Recently addressed vulnerabilities in the popular macOS cleanup application CleanMyMac X could allow attackers to modify the file system as root, Cisco Talos security researchers reveal.
Created by MacPaw, CleanMyMac X allows users to scan their macOS machines for unused or unnecessary files and delete them to free up extra space. The application includes various other optimization and performance monitor functions, and can also remove malware.
Talos’ security researchers found a total of 13 vulnerabilities in version 4.04 of the application, 12 of which are privilege escalation flaws, while the last is a denial-of-service issue.
Tracked as CVE-2018-4032 and CVE-2018-4033, the first two privilege escalation bugs reside in the `moveItemAtPath` and `moveToTrashItemAtPath` functions of the helper protocol, respectively. Because CleanMyMac X improperly validates inputs, an attacker can use `nil` to function arguments, resulting in any other application accessing that function and deleting files from the root file system.
Three other flaws, CVE-2018-4034, CVE-2018-4035, and CVE-2018-4036, impact the `removeItemAtPath`, `truncateFileAtPath`, and `removeKextAtPath` functions of the helper protocol, respectively. Lack of validation makes it possible for any application to access these functions and run them as root, which could allow an attacker to delete files from the root file system.
The next three flaws, CVE-2018-4037, CVE-2018-4041, and CVE-2018-4042, impact the `removeDiagnosticsLogs`, the `enableLaunchdAgentAtPath`, and the `removeLaunchdAgentAtPath` functions of the helper protocol and could be exploited by a non-root user to delete the main log data from the system.
The CVE-2018-4043 and CVE-2018-4044 flaws reside in the `removeASL` and the `removePackageWithID` functions of the helper protocol and could be exploited by non-root users to delete a package’s privileged information.
Also a privilege escalation vulnerability, CVE-2018-4045 impacts the `securelyRemoveItemAtPath` function of the helper protocol and could allow non-root users to delete files from the root file system.
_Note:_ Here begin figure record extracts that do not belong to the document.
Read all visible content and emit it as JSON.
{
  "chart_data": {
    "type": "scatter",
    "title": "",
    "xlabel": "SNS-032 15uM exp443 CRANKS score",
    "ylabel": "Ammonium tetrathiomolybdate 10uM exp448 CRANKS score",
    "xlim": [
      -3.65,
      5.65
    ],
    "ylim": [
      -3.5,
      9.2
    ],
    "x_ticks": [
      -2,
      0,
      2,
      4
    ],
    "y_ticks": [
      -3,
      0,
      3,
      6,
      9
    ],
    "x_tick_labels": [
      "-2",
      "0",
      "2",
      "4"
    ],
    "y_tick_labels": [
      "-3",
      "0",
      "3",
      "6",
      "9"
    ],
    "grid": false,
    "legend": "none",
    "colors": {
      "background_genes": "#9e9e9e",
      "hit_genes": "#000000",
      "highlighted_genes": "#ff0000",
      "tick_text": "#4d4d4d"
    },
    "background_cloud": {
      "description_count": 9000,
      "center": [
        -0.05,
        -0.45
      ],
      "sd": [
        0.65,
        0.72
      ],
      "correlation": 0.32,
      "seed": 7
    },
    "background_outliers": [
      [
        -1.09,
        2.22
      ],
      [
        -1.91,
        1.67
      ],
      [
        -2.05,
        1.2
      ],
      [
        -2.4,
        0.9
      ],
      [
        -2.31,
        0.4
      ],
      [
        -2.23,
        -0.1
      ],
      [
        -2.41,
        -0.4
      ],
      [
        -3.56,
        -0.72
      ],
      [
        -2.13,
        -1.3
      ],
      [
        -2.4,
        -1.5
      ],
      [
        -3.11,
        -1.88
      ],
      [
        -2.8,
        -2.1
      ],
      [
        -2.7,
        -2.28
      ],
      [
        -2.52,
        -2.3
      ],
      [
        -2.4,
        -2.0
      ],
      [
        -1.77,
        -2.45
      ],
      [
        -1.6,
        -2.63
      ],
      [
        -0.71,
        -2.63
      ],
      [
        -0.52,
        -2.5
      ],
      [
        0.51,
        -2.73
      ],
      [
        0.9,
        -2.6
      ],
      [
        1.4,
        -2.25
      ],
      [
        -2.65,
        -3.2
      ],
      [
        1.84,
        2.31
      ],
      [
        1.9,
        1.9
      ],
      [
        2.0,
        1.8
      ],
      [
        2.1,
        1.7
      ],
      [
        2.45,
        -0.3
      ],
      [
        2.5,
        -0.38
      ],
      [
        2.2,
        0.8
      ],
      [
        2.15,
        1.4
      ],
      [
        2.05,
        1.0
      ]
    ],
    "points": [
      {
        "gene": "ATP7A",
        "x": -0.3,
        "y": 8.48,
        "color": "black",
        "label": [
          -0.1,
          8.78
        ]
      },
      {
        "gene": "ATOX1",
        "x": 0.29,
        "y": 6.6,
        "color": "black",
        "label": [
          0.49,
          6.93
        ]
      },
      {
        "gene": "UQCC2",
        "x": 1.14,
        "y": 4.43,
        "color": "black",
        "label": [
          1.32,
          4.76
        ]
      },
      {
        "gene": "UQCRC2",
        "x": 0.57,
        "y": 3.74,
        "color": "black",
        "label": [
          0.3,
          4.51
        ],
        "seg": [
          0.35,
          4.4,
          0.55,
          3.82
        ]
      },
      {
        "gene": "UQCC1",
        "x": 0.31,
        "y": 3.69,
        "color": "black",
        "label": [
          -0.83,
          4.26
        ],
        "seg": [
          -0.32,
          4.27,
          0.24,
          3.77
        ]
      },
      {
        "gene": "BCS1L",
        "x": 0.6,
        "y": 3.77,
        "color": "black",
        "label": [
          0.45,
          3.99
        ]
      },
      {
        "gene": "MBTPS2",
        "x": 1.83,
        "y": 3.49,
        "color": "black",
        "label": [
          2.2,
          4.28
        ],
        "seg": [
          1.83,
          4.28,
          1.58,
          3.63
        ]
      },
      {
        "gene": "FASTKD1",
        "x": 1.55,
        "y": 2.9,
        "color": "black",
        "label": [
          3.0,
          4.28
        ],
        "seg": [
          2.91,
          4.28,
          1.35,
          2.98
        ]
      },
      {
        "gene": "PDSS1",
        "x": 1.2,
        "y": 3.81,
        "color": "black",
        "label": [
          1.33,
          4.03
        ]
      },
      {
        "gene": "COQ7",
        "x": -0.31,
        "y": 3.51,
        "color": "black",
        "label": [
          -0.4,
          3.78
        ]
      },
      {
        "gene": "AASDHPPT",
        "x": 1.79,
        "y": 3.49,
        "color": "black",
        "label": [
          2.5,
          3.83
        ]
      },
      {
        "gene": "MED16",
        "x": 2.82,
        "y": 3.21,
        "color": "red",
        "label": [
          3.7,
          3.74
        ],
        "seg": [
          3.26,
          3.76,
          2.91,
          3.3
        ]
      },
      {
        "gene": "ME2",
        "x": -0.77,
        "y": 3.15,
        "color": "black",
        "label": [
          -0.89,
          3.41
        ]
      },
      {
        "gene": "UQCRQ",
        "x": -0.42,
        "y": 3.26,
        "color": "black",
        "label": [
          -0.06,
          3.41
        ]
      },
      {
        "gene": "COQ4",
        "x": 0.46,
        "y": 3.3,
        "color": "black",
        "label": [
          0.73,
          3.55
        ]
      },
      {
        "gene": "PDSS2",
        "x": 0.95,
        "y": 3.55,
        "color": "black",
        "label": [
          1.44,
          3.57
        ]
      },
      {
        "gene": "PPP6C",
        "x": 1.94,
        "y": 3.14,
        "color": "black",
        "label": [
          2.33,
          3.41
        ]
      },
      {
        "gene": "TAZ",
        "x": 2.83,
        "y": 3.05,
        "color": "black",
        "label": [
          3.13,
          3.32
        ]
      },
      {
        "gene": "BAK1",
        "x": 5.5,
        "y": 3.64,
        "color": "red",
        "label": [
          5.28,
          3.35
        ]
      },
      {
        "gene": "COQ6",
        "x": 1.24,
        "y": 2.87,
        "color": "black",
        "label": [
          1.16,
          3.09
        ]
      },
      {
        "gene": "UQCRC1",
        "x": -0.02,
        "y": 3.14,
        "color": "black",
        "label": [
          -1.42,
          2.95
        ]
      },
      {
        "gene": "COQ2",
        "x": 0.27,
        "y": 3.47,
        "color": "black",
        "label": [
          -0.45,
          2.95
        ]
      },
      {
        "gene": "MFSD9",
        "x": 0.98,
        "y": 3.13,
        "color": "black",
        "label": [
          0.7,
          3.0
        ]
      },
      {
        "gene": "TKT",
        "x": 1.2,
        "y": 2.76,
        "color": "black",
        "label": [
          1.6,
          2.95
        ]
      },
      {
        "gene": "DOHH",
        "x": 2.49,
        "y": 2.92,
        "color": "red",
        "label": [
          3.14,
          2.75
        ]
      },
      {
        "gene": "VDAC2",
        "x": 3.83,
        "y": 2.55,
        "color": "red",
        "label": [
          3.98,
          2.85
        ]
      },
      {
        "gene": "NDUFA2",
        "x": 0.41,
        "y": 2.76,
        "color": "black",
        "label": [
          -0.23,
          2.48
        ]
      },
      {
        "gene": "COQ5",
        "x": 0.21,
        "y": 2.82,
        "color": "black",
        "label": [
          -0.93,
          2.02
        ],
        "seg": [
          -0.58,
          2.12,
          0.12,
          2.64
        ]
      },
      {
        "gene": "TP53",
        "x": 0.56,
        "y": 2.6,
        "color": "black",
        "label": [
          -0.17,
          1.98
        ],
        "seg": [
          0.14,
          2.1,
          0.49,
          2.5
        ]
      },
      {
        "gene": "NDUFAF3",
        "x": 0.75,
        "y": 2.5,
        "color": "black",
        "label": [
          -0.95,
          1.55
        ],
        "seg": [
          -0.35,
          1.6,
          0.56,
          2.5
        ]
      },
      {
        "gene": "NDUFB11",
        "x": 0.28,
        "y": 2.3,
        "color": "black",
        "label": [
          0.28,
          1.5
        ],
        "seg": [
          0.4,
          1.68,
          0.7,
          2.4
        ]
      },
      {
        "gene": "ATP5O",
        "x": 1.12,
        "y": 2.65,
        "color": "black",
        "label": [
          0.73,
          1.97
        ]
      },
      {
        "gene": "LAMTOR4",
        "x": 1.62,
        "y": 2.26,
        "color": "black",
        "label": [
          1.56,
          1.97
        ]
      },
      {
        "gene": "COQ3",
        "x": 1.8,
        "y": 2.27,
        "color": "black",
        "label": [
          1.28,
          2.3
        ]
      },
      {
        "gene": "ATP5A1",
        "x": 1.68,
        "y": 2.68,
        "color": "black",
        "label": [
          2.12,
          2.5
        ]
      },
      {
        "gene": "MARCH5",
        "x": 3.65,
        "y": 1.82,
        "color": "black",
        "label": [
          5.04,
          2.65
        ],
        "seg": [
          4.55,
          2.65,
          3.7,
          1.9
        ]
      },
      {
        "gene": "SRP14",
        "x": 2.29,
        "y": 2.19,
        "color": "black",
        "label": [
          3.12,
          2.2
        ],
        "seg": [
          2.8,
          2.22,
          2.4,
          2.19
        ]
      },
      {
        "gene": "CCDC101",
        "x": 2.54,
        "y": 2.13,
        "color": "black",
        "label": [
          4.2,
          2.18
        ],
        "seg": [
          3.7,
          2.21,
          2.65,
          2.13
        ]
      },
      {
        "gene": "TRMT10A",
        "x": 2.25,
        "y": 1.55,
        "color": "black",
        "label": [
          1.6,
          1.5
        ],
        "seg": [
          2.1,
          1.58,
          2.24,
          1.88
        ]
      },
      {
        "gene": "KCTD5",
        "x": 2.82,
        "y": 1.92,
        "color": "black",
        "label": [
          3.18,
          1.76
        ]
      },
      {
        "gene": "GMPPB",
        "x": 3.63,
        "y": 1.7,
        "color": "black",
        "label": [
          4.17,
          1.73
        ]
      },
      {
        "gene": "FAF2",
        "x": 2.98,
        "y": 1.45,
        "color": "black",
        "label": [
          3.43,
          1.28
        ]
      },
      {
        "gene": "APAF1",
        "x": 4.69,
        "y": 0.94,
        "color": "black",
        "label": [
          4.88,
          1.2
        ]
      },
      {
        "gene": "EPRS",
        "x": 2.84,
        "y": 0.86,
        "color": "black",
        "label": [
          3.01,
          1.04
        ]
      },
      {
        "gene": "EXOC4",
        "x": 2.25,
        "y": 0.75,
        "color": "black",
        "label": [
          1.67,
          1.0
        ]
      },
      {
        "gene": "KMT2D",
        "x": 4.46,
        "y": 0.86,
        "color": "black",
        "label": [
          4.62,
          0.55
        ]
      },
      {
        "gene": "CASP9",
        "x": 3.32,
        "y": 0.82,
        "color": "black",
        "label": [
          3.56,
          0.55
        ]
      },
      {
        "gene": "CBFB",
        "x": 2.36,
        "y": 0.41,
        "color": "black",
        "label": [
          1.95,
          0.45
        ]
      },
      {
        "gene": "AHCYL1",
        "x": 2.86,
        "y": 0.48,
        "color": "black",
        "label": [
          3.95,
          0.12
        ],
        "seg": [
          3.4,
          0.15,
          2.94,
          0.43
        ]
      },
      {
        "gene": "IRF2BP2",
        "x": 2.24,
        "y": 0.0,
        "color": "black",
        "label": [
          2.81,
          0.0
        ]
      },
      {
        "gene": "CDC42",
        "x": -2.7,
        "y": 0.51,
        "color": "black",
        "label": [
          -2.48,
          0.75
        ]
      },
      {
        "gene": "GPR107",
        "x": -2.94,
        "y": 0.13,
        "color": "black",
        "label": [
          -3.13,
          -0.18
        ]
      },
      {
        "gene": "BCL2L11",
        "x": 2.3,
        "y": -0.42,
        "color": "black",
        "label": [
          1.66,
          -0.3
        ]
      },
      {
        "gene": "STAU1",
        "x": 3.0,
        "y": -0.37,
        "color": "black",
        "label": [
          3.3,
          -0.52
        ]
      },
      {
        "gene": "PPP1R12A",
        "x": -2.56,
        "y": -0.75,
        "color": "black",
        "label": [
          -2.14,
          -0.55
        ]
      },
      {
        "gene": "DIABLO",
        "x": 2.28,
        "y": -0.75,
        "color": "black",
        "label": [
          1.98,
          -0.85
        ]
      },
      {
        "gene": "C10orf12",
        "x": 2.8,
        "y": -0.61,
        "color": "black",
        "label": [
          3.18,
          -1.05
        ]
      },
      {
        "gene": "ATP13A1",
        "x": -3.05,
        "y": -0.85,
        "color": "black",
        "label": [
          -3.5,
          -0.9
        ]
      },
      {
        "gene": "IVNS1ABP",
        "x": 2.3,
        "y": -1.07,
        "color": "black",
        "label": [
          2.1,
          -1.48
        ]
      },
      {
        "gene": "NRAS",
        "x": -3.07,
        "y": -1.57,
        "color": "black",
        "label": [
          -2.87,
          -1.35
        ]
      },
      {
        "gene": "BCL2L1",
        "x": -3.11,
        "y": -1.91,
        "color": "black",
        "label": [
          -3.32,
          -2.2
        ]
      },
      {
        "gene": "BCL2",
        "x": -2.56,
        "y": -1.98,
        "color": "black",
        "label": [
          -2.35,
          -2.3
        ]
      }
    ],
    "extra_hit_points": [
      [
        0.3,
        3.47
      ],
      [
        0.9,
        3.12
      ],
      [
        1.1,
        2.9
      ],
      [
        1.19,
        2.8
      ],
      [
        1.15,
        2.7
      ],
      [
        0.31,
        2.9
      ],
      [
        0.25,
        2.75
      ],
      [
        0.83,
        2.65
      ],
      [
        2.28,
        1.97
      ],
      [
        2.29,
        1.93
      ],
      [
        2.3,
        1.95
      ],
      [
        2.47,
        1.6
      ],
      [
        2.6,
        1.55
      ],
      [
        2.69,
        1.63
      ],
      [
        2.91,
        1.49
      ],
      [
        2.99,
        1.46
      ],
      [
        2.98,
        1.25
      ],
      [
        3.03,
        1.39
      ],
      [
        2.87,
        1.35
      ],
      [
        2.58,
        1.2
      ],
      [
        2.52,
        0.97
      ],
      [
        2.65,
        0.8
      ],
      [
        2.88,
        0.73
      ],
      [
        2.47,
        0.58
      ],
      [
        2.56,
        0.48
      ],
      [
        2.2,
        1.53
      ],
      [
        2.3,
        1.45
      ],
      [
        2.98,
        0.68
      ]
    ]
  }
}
CleanMyMac X’s helper service is also impacted by a denial-of-service issue, due to improper input validation. Residing in the `pleaseTerminate` function, the vulnerability is caused by the lack of validation of the calling application, which allows non-root users to terminate this root daemon.
Another privilege escalation vulnerability in the software’s helper service impacts the `disableLaunchdAgentAtPath` function and is also the result of lack of validation, potentially allowing any non-root users to uninstall `launchd` scripts as root.
“It is recommended that users update to the latest version of this software (CleanMyMac X version 4.2.0). There are several ways in which an attacker could bypass the usual protections in place to acquire greater access to the machine and modify the file system as root,” Talos concludes.